December 30th. This is a fine ending to the year. I’ve no interest in the school any longer. We’re silly little fools, love-sick and forward minxes. That’s all the thanks we get for having gone every Tuesday and Friday to the school at half past 8 to arrange everything and dust everything and then he can say a thing like that. I shall never write he with a big h again; he is not worthy of it. And I had to swallow it all, choke it down, for I simply must not excite Hella. It made me frightfully angry when Mother told me, but still I’m glad for I know what line to take now. Mother was paying a call yesterday and the sister of our gymnastic master, who is at the —— High School, happened to be there, and she told Mother that her cousin Dr. W. is so much annoyed because the girls in the high school are so forward. Such silly little fools, and the little minxes begin it already in the First Class. For that reason he prefers to teach boys, they are fond of him too but they don’t make themselves such an infernal nuisance. Well, now that I know I shant make myself a nuisance to him any more. On Friday, when the next lesson is, I shall go there 2 minutes before nine and take the things into the class-room without saying a word.
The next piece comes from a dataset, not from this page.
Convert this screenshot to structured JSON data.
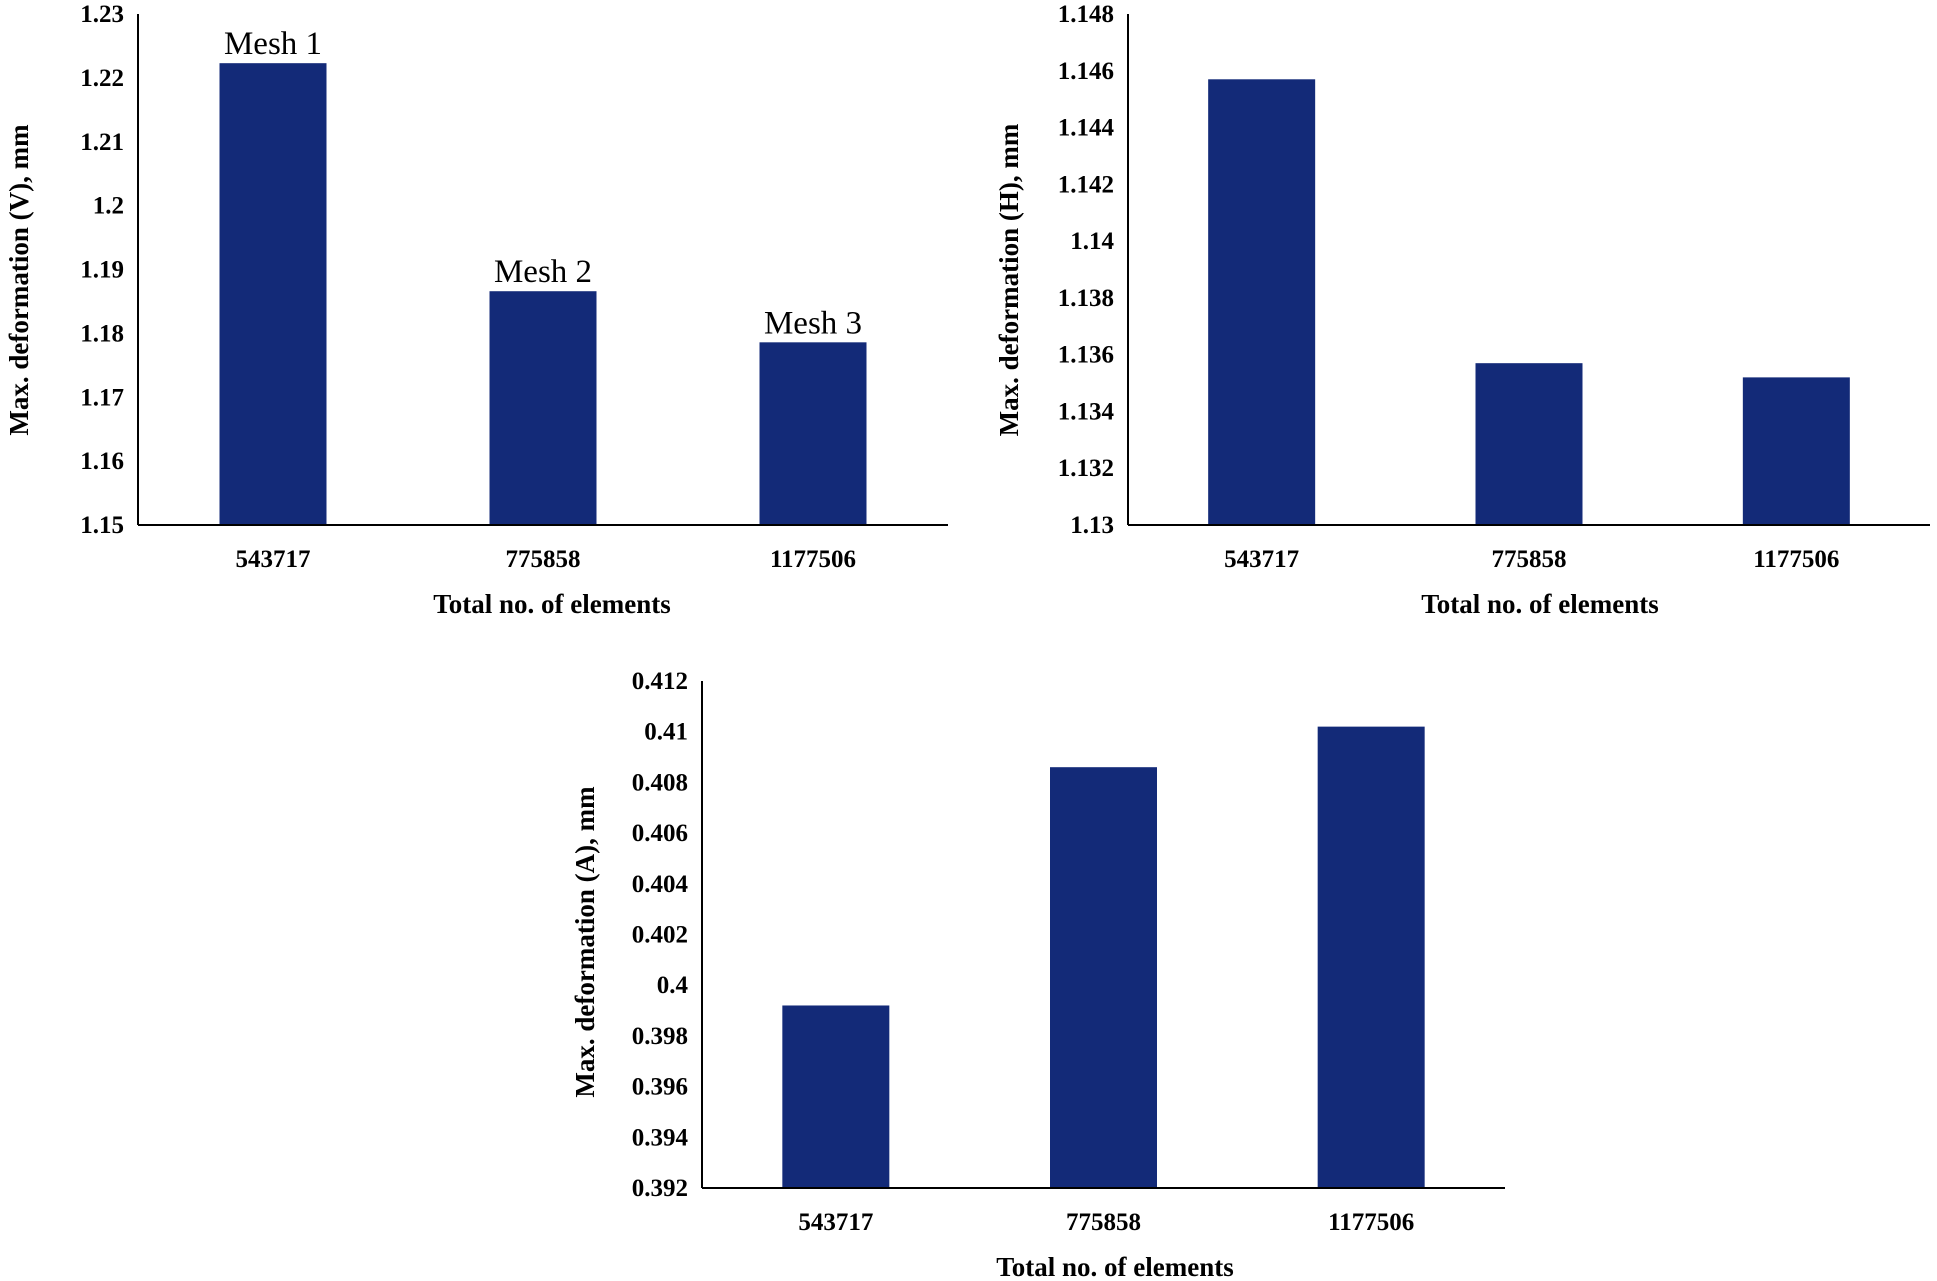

And I shall tell Kalinsky too that we’re such an infernal nuisance to him. Just fancy, as if we were in the First Class!
January 1st, 19—. This business with Prof. W. makes me perfectly furious. Hella kept on asking yesterday what was the matter, said I seemed different somehow. But thank goodness I was able to keep it in. I must keep it in for the sake of her health, even if it makes me ill. Anyway what use is life now. Since people are so falsehearted. He always looked so awfully nice and charming; when I think of the way in which he asked how Hella was and all the time he was so false!!! If Hella only knew. Aha, to-morrow!